“To call Price’s book clever would be a disservice to himself and those involved. It is brave and brilliant in its assessment of the topic and should be valued for what it is not-a rush to exploit the sensitive undergirding of tragedy as featured in the work(s) of D’Agata and others”
I am penning this presently from my home in the Slovakia which borders Ukraine. Ukraine has had its share of unfortunate events. Some of these events have been recent with the events at Donetsk etc. However, the most acknowledged trauma that Ukraine has suffered by far since WWII are the events of Chernobyl in 1986 when its nuclear reactor no.4 overheated and eventually exploded creating the most calamitous nuclear event in history after the bombing of Japan by America. The event saw the immediate deaths of upwards of 230 people in the first three months due to acute radiation sickness and large swathes of land nearest to Pripyat and the local areas including wildlife and water bodies were effectively contaminated. Public health problems persist to this day with sickness and premature death as testament to the disaster. Cases of these latent deaths number in the thousands. To this day, much of the surrounding area near Chernobyl is closed for human habitation.
With this event, nuclear fallout reached past the borders of Ukraine as winds spread radioactive ash and elements to neighbouring countries such as Slovakia and Russia. Each country within the former Soviet Block whose proximity bordered Ukraine felt the impact of the event. This would in turn create a more minor health disaster amongst the bordering countries that would spread panic and promote a disbelief of state power and its handling of potentially-disastrous nuclear infrastructure. In conjecture, this could be seen as one of several reasons in which state power would be challenged and eventually dissolve in 1989. This chaos, though different in scope would be repeated in Japan in 2011.

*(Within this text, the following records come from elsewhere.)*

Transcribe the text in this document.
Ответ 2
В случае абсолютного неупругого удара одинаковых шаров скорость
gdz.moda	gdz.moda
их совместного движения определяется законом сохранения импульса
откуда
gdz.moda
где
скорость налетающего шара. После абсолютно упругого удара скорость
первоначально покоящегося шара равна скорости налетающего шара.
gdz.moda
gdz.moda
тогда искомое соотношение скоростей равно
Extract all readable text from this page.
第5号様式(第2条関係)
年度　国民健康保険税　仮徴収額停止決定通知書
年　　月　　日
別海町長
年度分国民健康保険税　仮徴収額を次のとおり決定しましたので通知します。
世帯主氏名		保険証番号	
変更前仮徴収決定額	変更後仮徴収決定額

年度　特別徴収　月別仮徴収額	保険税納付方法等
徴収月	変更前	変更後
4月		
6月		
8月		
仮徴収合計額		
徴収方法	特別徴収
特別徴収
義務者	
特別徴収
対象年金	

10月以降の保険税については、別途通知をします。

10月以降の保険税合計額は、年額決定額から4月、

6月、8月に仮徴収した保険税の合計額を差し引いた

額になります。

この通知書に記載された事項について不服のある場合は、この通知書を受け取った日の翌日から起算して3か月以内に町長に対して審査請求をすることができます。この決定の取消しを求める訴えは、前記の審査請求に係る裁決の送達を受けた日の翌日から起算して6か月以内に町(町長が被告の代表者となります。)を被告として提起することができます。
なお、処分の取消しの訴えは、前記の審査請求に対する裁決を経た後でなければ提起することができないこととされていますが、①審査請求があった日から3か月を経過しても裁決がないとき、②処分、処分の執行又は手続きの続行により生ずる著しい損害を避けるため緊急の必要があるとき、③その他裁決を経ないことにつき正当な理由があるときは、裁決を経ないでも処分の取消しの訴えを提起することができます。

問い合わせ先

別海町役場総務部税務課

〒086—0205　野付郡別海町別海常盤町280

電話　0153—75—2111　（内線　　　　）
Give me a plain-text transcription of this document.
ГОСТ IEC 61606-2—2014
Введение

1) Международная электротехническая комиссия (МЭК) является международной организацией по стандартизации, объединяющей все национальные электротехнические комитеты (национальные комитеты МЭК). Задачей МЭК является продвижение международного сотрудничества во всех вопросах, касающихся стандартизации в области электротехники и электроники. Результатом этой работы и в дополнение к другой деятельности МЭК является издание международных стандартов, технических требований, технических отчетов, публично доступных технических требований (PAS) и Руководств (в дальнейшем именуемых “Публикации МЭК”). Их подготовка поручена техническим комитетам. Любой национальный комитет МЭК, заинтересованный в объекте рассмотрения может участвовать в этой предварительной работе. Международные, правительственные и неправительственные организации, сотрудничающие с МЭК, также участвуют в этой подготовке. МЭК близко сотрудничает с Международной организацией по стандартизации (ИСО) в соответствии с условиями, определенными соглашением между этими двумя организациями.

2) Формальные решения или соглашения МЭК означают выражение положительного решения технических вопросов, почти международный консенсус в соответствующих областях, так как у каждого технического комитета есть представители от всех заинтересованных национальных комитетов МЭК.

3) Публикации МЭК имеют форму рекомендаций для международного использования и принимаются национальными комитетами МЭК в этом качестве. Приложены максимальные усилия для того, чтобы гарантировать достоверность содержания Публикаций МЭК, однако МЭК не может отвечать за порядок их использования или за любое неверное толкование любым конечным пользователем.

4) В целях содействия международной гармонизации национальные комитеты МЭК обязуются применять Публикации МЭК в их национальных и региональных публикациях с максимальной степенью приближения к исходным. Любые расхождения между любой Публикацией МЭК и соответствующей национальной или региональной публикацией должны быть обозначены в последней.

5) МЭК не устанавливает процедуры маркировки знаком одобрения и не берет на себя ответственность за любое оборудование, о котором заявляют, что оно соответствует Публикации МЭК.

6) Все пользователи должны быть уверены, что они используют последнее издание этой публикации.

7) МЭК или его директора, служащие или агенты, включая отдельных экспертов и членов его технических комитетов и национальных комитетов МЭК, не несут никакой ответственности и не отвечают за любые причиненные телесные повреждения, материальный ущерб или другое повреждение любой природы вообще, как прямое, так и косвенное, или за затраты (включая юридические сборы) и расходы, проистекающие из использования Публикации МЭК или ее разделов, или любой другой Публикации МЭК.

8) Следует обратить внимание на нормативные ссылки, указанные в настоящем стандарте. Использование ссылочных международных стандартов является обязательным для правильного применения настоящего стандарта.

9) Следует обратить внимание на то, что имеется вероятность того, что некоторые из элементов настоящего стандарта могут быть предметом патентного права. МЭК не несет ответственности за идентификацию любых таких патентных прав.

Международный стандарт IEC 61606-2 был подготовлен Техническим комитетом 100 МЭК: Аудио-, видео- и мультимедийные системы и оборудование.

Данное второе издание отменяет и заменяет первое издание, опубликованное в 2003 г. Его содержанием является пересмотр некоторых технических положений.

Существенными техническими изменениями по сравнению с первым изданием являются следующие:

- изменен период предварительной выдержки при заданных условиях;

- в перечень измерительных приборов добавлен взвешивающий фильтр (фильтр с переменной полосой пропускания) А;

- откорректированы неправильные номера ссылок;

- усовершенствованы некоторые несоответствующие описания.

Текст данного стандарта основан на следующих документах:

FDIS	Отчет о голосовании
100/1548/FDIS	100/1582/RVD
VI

The Tsunami waves that hit Japan on Friday March 11, 2011 did not in effect bear critical destruction to the reactors at Fukushima Dai-ichi. Instead the Tsunami wave, which Japan; an earthquake-ridden country had prepared for, was blocked by a 30-meter high tsunami wall. This wall protected the plant from immediate destruction, which like Chernobyl would have creates a much deeper crisis had the entire plant immediately been obliterated. Instead, the wall, having stopped the majority of the wave, was still topped and the water that topped the wall flooded the nuclear facilities electricity buildings causing power outages which led to the core capacity of the cooling tanks to overheat and explode. The radioactive fallout from the plant carpeted the surrounding villages and area leading to a exclusion zone of contaminated agriculture. Most people were able to evacuate, but those with restricted mobility were left to suffer either the effects of radiation or in severe cases, to die of hunger and dehydration with an inability to encounter drinking water or food.
Giles Price’s book Restricted Residence (Loose Joints, 2020) is an experimental photographic investigation of the relocation of citizens from the core outbreak at Fukushima to surrounding villages of Namie and Iitate just outside of the governmentally-ordained exclusion zone. The images are shot with a thermal camera and were produced long before Antoine D’Agata found it convenient to use the same camera for his reductively-named Covid-19 Virus project. Though the two projects are marginally hinged on point of disaster, it would feel somewhat disingenuous of me not to note that it feels overly convenient for D’Agata to have stumbled onto the idea without being aware of this book. And yes, the thermal camera has been used previously in art projects such as Kenji Hirasawa’s portraits from the naughties and early teens. However, the timing seems…incredulous.
Price’s book shows the pain of being thumbed under a government who seems reluctant to acknowledge the size of the problem with the nuclear disaster that it has on its hands. There are still reports of Japan dumping nuclear waste water from the site into the sea and its under-management of the lands surrounding Fukushima are still reported. Many locals-ordinary people were responsible for helping to clean up Namie and Iitate have returned to potentially contaminated land with heavy government incentives to do so despite their being an unclear assessment of contamination. Price’s images show the lack of parity between government clean up of image and the clean up of the land itself by average citizens. It is a compelling work that suggests the tireless and unmitigated reckoning that a nuclear disaster provides. The use of the thermal camera is employed in sensible metaphor and offers a way in which to describe the unseen calamity harbouring at the edges of the atmosphere within. To call Price’s book clever would be a disservice to himself and those involved. It is brave and brilliant in its assessment of the topic and should be valued for what it is not-a rush to exploit the sensitive undergirding of tragedy as featured in the work(s) of D’Agata and others. Highly Recommended.